After The Short Drive

Pull over in a safe spot again. Switch the kit to air mode, attach the black hose, and read the pressure. This second check tells you whether the seal worked or the tire is still losing air too fast.

If the tire is below 19 psi after that drive, stop. The puncture is still leaking too much, and the car should not be driven farther on that tire. If the tire is 19 psi or above, inflate it back to the door-jamb target pressure and head straight to a tire shop.

Pressure Check What It Means Next Move
Under 26 psi within the first 15 minutes The tire is too damaged for sealant to help Do not drive; get roadside help
26 psi or more during first inflation The tire may hold long enough for the short drive Disconnect the kit and drive 5 miles or 10 minutes
Under 19 psi after the short drive The seal did not hold well enough Stop driving and arrange a tow or mobile tire help
19 psi or more after the short drive The tire can be reinflated for a short trip to service Inflate to the door-jamb pressure and go straight to a shop
At target pressure after recheck The temporary seal is holding for the moment Stay under 50 mph until the tire is repaired or replaced

Mistakes That Cause Trouble

The most common slip is using the wrong hose. Clear hose is for sealant mode. Black hose is for air mode after the sealant has done its job. Swap them and you either get no sealant in the tire or sealant where you did not want it.

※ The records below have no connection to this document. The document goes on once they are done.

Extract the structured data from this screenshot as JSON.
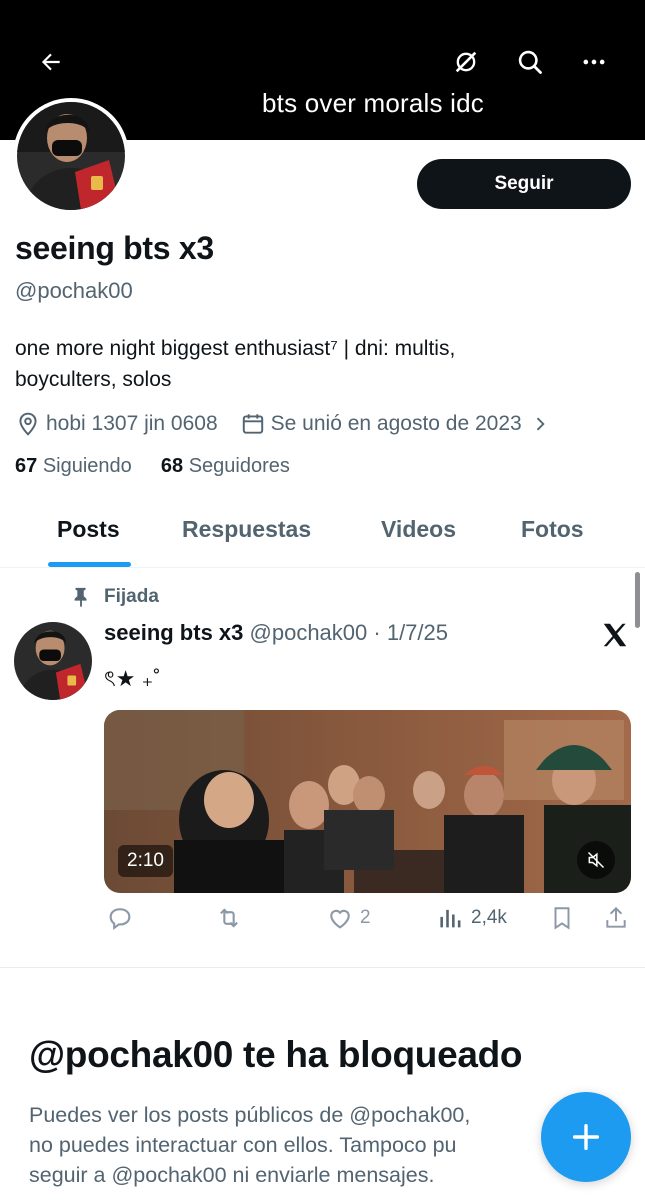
{
  "header": {
    "title": "bts over morals idc",
    "icons": [
      "back-arrow-icon",
      "no-connection-icon",
      "search-icon",
      "more-icon"
    ]
  },
  "profile": {
    "follow_label": "Seguir",
    "display_name": "seeing bts x3",
    "handle": "@pochak00",
    "bio_line1": "one more night biggest enthusiast⁷ | dni: multis,",
    "bio_line2": "boyculters, solos",
    "location": "hobi 1307 jin 0608",
    "joined": "Se unió en agosto de 2023",
    "following_count": "67",
    "following_label": "Siguiendo",
    "followers_count": "68",
    "followers_label": "Seguidores"
  },
  "tabs": [
    {
      "label": "Posts",
      "active": true
    },
    {
      "label": "Respuestas",
      "active": false
    },
    {
      "label": "Videos",
      "active": false
    },
    {
      "label": "Fotos",
      "active": false
    }
  ],
  "pinned_post": {
    "pinned_label": "Fijada",
    "author_name": "seeing bts x3",
    "author_handle": "@pochak00",
    "date": "· 1/7/25",
    "text": "ৎ★ ₊˚",
    "video_duration": "2:10",
    "likes": "2",
    "views": "2,4k"
  },
  "blocked": {
    "title": "@pochak00 te ha bloqueado",
    "line1": "Puedes ver los posts públicos de @pochak00,",
    "line2": "no puedes interactuar con ellos. Tampoco pu",
    "line3": "seguir a @pochak00 ni enviarle mensajes."
  },
  "colors": {
    "accent": "#1d9bf0",
    "banner": "#000000",
    "text_primary": "#0f1419",
    "text_secondary": "#536471"
  }
}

Another snag is chasing the wrong pressure number. Use the pressure listed on the driver-side door opening, not the maximum pressure molded onto the tire sidewall. Those are not the same thing.

Also, do not toss the kit back into storage with sealant on the fitting and no cap installed. Mopar warns that leftover sealant can get on trim, clothes, skin, and the inside of the kit. The bottle and sealant hose are single-use parts, so plan on replacing them after the repair.

What The Tire Shop Needs To Know

Tell the technician that the tire was filled with Mopar sealant. That saves time at cleanup and inspection. The shop can then decide whether the puncture is repairable or whether the tire is done.

Check the sealant bottle date once in a while too. Mopar prints an expiration date on the bottle label, and old sealant is a bad surprise when you are stuck on the shoulder with a flat. A two-minute check in your driveway beats finding out too late.

A Mopar tire service kit works best when you treat it like a temporary rescue tool. Use it for a small tread puncture, follow the pressure checkpoints, stay under 50 mph, and go straight for repair. Do that, and the kit does its job without turning a flat tire into a longer roadside mess.